In den vergangenen Wochen hat es beim amerikanischen Schwimm-Verband jede Menge Aufregung gegeben. Ein Sex-Skandal hat sprichtwörtlich hohe Wellen geschlagen. Eher zufällig kam heraus, dass seit vielen Jahren Nachwuchs-Schwimmerinnen von ihren Trainern sexuell missbraucht oder belästigt wurden und der Verband versucht hat, die Angelegenheit zu vertuschen, um seinen Ruf zu wahren.

Von Heiko Oldörp |
    36 Trainer hat der amerikanische Schwimm-Verband in den vergangenen zehn Jahren wegen sexueller Belästigung und sexuellen Missbrauchs von Nachwuchsschwimmern entlassen. Einer von ihnen ist Brian Hindson aus dem Bundesstaat Indiana - eines von Hindsons Opfern Brook Taflinger, eine talentierte Teenagerin:

    "Er war ein sehr guter Trainer, wenn es darum ging, dich schneller zu machen. Ich habe ihm vertraut - er war schließlich mein Coach und da machst du, was er dir sagt."

    Und so wunderten sich Taflinger und andere Teamkolleginnen nie, dass Hindson sie immer in einen besonderen Raum zum Duschen schickte - wie später herauskam, hatte der Trainer hier Videokameras installiert. Hindson wurde zu 33 Jahren Gefängnis verurteilt.

    Gar 40 Jahre Haft bekam anfangs des Jahres Andy King. Er hat seit Beginn der 80er-Jahre an der Westküste nachweislich mindestens 15 seine Nachwuchs-Schwimmerinnen missbraucht - eines seiner ersten Opfer war damals Deborah Denothorn:

    "Er sagte, du weißt, dass es sehr wichtig ist, dass du dies für dich behältst, denn wenn du anderen davon erzählst, wirst du nie wieder schwimmen - und das hat mir Angst eingejagt - Schwimmen war meine Leidenschaft, dafür habe ich gelebt."

    Ray Mendoza ist Staatsanwalt im kalifornischen San Jose, er war maßgeblich daran beteiligt, dass King ins Gefängnis kam:

    "Er mag ein guter Trainer gewesen sein, aber sein eigentliches Ziel war es, viele seiner Schützlinge sexuell zu belästigen und zu missbrauchen."

    Mendoza wirft dem Schwimm-Verband vor, nicht konsequent gegen Trainer vorzugehen, die in der Vergangenheit auffällig wurden.
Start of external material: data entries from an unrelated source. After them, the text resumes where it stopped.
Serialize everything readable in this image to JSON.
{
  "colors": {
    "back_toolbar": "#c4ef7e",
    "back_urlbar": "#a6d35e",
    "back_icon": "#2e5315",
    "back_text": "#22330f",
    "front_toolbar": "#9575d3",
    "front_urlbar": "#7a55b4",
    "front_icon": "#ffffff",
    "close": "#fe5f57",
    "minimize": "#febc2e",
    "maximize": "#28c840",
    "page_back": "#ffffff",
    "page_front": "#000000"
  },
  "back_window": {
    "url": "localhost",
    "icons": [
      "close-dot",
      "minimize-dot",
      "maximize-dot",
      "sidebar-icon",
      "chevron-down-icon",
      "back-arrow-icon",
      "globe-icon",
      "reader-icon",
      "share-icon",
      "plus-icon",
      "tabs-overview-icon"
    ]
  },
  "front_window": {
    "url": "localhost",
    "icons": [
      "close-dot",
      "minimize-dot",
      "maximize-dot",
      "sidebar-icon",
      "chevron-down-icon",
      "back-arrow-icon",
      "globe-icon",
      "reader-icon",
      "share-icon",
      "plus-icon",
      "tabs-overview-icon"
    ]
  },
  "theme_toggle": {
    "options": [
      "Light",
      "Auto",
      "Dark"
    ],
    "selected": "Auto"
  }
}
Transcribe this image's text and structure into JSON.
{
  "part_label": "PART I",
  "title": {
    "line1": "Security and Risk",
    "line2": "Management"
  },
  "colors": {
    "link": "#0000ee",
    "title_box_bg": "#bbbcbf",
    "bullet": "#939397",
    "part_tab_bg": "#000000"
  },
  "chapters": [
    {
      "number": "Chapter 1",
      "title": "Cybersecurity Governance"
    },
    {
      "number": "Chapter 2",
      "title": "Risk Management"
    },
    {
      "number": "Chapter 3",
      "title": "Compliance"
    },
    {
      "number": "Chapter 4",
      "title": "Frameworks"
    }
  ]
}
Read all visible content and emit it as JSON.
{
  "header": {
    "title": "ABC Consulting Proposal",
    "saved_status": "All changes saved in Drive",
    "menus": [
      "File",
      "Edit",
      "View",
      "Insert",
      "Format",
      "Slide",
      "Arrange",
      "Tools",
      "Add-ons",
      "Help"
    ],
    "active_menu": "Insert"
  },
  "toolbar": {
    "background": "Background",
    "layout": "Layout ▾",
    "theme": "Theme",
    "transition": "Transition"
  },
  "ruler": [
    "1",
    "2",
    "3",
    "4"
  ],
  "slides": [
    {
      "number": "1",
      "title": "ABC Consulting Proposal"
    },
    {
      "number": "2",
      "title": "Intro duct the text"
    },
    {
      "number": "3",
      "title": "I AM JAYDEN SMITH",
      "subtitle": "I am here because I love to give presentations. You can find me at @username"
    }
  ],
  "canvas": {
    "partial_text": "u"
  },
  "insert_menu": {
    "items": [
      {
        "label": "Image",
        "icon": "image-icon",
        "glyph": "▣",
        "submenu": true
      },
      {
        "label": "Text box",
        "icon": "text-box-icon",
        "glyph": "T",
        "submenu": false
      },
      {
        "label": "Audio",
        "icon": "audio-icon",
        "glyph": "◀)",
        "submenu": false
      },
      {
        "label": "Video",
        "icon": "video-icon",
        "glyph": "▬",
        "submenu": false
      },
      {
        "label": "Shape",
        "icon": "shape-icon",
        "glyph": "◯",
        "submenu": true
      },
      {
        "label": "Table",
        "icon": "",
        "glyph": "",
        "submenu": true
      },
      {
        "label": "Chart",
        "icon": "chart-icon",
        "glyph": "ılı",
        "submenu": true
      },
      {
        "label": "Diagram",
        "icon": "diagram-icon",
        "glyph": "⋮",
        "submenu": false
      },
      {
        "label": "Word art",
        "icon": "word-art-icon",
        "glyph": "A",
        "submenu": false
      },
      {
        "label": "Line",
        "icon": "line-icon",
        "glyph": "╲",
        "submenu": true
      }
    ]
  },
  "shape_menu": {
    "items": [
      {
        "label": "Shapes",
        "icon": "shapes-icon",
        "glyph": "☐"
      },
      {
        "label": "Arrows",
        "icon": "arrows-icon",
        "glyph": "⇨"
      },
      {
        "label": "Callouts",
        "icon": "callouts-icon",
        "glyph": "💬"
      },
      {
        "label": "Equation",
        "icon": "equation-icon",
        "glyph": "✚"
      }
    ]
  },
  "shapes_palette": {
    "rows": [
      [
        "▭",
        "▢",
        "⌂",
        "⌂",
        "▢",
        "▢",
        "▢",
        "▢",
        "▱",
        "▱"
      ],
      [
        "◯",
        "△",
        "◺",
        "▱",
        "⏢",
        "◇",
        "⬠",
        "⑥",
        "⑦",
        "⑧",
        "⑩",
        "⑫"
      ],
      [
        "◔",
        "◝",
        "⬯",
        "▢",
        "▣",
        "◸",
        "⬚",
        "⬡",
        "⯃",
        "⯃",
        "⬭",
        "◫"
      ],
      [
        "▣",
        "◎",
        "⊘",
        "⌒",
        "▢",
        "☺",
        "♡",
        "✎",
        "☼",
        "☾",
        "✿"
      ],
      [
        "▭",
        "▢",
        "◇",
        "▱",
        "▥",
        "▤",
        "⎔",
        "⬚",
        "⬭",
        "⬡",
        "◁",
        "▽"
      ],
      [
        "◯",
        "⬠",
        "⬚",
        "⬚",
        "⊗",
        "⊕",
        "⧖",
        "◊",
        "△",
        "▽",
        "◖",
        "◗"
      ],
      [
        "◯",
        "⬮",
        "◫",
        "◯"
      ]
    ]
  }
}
Es fehlen vor allem Background-Checks, so Mendoza.

    Ken Stoppkotte trainiert an einer Highschool in Indiana - ihn haben die jüngsten Erkenntnisse nicht überrascht:

    "Ich bin sein 27 Jahren Trainer und dies ist schon immer ein Problem gewesen. Und ich denke, dass niemals so richtig darüber gesprochen und es ernst genommen wurde."

    Nachdem Stoppkotte ein Fernseh-Interview gegeben hatte, bekam er umgehend einen Anruf vom Landesschwimm-Verband mit der Aufforderung, das Problem nicht öffentlich zu machen. Denn sowohl auf landes- als auch auf nationaler Ebene befürchtet der US-Schwimm-Verband die Folgen, die durch das Bekanntwerden eines Sex-Skandals entstehen könnten. Und so versucht Geschäftsführer Chuck Wielgus, die Angelegenheit zu verallgemeinern:

    "Ich will nicht sagen, dass 36 Fälle nicht zu viel wären, bereits einer ist zu viel. Aber das ist nicht nur ein Problem einer einzigen Sportart."

    Der Verband scheint mehr um den eigenen Ruf besorgt, als an einer Problemlösung interessiert zu sein. Schwimmen hat vor allem durch Michael Phelps an Popularität in den USA gewonnen - und Fernsehanstalten sowie Sponsoren zahlen mittlerweile Millionen-Summen. Da wirken die jüngsten Meldungen nur imageschädigend, betont Deena Deardurff:

    "Keine Organisation will öffentlich mit solch einem Problem dastehen. Und meiner Meinung nach, wurde es immer unter den Teppich gekehrt."

    Deardurff war 1972 bei den Sommerspielen in München mit 15 Jahren die jüngste Olympiasiegerin. Sie ist eine derjenigen, die sich erst jetzt an die Öffentlichkeit getraut und zugegeben hat, dass sie bereits damals über einen Zeitraum von vier Jahren von ihrem Trainer missbraucht wurde.